Mortgage refinancing is a hot topic lately, but many people are confused by what this actually means. When a homeowner refinances their mortgage, they are exchanging their existing home mortgage loan for a new mortgage loan. The proceeds of the new loan are used to entirely pay off the existing mortgage, so the existing mortgage is then retired.
People decide to refinance their current mortgage for a number of different reasons. One of the most common factors in mortgage refinances is when interest rates drop; homeowners who have a mortgage with a higher interest rate can save money over the life of their mortgage loan by switching to a mortgage with a lower interest rate. In addition, if a homeowner has equity that has built up in their home, a mortgage refinance transaction can be a good way to tap into the equity in the form of cash that the homeowner receives from taking out a larger mortgage on their home.

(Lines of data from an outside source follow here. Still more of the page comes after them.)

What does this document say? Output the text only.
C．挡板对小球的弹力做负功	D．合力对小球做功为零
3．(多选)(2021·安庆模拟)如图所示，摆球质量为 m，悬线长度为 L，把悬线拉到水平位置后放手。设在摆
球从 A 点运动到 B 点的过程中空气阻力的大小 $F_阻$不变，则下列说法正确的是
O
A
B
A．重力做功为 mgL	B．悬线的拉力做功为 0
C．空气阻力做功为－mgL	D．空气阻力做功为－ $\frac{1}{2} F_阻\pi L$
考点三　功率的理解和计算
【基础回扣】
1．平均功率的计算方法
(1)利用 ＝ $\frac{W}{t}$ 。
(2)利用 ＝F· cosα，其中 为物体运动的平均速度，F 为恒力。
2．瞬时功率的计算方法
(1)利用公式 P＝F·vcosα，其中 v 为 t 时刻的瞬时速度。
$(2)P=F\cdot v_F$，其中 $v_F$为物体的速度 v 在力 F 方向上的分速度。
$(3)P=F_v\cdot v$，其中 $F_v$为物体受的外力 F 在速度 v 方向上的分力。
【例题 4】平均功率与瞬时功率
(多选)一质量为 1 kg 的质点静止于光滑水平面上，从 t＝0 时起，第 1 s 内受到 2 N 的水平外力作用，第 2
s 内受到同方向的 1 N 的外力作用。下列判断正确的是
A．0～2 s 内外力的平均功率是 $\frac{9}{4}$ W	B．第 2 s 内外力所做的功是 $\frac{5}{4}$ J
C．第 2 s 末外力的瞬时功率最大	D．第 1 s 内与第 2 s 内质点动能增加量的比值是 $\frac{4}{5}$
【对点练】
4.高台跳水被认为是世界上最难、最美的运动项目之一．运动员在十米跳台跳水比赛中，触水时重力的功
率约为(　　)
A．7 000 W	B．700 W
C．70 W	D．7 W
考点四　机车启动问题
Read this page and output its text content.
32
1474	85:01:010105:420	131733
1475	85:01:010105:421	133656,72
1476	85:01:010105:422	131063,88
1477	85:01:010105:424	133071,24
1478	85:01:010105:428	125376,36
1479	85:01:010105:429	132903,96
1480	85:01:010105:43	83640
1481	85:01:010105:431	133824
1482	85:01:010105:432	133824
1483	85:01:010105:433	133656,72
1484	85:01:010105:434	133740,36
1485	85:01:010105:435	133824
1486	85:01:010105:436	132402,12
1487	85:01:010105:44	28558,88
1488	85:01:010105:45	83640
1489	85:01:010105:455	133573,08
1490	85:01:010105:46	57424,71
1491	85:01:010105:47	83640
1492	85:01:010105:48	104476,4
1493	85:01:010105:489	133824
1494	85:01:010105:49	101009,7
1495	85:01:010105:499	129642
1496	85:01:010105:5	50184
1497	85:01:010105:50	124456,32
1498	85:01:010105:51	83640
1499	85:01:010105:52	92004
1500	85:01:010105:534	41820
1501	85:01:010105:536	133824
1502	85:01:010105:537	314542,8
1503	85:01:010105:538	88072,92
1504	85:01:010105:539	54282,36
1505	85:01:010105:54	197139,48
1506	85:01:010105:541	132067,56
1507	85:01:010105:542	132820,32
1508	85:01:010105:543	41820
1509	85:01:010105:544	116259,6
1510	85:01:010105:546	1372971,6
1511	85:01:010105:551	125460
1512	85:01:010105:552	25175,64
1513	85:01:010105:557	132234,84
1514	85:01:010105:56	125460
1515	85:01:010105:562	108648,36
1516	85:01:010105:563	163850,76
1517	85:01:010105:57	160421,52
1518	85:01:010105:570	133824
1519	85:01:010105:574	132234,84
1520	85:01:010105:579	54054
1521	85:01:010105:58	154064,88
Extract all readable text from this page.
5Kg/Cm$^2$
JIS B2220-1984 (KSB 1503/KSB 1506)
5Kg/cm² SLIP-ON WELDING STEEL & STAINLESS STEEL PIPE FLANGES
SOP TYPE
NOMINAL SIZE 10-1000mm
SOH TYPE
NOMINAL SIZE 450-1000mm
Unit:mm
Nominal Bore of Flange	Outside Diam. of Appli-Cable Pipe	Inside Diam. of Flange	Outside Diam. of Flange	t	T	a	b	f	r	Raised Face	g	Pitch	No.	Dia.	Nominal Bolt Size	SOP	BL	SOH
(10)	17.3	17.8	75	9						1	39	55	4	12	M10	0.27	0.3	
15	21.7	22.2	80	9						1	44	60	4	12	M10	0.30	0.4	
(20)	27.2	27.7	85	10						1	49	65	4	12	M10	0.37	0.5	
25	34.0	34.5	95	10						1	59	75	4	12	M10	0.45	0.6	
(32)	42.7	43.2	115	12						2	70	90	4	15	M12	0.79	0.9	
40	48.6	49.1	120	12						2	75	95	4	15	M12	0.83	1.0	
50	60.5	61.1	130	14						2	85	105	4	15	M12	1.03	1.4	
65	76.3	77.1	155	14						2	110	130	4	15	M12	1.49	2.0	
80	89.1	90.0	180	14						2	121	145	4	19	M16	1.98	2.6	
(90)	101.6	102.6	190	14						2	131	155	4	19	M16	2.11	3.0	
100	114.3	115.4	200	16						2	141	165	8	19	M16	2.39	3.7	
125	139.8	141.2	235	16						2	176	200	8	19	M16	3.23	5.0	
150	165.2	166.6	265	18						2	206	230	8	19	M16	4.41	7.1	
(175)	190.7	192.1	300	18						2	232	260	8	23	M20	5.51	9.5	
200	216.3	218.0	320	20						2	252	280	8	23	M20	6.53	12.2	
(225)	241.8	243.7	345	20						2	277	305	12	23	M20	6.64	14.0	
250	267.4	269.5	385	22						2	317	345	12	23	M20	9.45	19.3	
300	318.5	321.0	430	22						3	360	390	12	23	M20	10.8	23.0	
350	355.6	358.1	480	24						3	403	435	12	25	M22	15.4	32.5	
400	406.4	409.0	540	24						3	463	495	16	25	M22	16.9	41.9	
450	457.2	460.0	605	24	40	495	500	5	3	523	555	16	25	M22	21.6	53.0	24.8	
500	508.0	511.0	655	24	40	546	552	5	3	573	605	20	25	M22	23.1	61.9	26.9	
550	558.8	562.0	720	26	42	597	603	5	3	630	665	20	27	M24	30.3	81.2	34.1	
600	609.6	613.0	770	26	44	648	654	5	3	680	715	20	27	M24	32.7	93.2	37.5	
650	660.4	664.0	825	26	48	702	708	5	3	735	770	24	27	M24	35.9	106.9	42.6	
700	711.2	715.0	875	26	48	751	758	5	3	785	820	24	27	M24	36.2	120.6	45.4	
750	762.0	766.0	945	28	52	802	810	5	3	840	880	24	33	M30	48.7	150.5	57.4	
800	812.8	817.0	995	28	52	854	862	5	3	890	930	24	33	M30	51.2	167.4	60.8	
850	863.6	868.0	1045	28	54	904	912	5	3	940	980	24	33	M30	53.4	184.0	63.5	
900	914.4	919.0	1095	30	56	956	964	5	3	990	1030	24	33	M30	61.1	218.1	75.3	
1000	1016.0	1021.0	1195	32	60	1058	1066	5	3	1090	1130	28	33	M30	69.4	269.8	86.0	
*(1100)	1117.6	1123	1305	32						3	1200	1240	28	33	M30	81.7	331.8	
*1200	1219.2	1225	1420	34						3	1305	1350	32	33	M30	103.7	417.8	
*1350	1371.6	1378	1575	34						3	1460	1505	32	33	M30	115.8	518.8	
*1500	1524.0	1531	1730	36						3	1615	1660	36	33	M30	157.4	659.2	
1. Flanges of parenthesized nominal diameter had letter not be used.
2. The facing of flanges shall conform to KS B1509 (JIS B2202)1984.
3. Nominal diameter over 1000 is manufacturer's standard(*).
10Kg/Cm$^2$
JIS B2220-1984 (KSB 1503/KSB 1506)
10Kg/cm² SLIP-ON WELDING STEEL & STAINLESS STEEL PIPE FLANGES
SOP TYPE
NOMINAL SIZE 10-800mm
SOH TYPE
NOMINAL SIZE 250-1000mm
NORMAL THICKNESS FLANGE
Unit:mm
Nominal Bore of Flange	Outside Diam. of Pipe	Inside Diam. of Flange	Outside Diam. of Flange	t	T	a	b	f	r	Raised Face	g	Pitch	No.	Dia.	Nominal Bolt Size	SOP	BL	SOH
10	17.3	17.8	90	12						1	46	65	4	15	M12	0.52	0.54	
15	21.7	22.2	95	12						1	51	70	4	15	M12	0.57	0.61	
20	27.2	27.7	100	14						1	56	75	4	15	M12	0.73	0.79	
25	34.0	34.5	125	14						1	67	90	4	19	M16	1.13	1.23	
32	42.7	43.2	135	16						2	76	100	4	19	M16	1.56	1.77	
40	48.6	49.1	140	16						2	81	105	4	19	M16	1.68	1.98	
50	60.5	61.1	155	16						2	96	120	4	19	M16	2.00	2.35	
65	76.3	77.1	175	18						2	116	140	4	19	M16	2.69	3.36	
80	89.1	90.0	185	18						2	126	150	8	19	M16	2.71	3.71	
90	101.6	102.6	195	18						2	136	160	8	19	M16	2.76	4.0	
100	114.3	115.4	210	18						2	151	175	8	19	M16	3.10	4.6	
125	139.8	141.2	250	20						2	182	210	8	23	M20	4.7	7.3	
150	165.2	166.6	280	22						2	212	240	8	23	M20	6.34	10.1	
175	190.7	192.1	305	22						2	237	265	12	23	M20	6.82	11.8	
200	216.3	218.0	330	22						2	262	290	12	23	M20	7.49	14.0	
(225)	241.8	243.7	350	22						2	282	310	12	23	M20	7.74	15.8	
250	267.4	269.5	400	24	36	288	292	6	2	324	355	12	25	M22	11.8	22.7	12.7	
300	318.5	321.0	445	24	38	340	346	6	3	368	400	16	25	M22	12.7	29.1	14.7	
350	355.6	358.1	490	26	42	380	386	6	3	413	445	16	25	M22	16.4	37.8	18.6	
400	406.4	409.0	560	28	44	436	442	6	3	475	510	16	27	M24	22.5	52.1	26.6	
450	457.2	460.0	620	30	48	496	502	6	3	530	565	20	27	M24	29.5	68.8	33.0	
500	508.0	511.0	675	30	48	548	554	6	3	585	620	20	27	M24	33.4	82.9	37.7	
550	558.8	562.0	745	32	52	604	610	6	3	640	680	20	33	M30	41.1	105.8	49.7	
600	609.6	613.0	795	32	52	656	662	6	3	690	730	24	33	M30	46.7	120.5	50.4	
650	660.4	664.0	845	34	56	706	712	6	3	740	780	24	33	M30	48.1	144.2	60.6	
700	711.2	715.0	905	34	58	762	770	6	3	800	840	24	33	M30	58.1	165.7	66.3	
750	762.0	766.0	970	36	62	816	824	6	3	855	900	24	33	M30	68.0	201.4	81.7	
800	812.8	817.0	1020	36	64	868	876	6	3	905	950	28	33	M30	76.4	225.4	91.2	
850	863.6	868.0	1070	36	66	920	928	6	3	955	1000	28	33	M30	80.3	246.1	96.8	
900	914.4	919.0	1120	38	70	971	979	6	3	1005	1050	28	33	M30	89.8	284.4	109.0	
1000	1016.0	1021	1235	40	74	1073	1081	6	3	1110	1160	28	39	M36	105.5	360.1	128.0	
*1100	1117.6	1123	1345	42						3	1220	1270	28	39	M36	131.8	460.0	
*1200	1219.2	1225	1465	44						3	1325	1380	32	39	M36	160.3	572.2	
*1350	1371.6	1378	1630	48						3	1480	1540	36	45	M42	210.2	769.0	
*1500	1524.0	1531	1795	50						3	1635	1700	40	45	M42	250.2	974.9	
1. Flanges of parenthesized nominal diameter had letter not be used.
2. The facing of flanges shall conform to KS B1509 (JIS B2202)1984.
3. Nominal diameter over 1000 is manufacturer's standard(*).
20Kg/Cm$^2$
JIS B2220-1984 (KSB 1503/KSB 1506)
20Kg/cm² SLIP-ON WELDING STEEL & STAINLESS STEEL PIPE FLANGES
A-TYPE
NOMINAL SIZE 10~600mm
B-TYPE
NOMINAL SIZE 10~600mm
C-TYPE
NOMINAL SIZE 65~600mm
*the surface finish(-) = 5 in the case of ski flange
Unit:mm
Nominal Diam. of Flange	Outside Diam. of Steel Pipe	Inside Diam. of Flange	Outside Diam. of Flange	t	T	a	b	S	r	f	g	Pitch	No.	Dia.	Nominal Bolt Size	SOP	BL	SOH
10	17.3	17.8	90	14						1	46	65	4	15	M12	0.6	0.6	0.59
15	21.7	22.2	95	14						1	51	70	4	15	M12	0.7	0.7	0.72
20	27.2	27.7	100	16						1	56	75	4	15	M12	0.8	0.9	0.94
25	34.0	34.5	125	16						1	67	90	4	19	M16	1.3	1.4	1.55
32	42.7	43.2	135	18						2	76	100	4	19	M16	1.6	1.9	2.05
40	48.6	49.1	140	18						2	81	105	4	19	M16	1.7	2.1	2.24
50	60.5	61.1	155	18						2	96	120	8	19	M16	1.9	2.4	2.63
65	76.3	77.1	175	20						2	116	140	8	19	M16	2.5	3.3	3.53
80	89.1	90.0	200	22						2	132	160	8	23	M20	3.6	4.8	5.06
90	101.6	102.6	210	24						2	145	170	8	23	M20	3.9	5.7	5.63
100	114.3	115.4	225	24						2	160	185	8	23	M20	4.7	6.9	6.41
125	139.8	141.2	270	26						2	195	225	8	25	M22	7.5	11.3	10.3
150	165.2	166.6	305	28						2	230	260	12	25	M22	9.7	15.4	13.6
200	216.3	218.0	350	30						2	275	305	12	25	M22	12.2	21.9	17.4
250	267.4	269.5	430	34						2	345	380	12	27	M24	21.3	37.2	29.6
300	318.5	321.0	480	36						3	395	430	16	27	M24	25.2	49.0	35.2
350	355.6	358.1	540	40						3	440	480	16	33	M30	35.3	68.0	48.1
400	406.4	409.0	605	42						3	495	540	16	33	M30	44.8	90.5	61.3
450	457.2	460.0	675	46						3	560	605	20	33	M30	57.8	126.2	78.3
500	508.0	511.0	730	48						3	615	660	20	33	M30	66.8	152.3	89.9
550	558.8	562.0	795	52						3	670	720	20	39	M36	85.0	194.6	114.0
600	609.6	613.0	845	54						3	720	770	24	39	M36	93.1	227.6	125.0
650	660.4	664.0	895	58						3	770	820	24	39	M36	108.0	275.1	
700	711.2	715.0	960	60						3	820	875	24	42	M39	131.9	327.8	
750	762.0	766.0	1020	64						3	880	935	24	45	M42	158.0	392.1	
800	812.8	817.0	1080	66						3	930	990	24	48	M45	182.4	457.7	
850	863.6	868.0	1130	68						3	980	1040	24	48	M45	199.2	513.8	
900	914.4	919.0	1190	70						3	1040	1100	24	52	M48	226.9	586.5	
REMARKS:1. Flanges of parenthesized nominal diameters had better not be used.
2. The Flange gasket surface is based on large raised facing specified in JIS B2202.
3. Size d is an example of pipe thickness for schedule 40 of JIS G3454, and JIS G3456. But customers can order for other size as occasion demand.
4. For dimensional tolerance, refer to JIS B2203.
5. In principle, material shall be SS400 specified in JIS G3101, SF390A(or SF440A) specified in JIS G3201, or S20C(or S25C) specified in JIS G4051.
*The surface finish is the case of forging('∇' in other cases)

Another popular reason that homeowners often refinance their mortgage is to switch to a different type of mortgage loan. If interest rates are predicted to rise, for example, many homeowners may decide they are better off refinancing to a fixed rate loan.
There are a number of different mortgage refinance options from which homeowners can choose. A refinancing transaction with an increase in the size of the mortgage so that there is money left over after paying off the existing mortgage is known as a cash-out refinance. A cash-out mortgage refinance is a good option when money is needed for an event such as college tuition or a remodeling project.
FHA streamline mortgage refinances are another type of mortgage refinance options. This is only an option for homeowners who have an existing FHA mortgage loan. An FHA streamline refinancing can offer a number of advantages over a conventional refinancing transaction, including less paperwork and fewer loan costs.
No-cost refinances are a popular buzz-word in mortgage refinance options. This type of refinancing transaction occurs when the traditional costs associated with refinancing are rolled into the loan itself, so the larger monthly payments cover the upfront refinancing costs.
Other mortgage refinance options include choosing a different type of loan than the current loan, such as an ARM, a fixed rate mortgage, or a balloon mortgage. Each of these has associated pros and cons that depend on the homeowner's projected income and the length of time they intend to live in their home.
The best way to choose from among the different mortgage refinance options is for each homeowner to evaluate their own financial situation and to align their needs with the goals they hope to achieve from a refinance.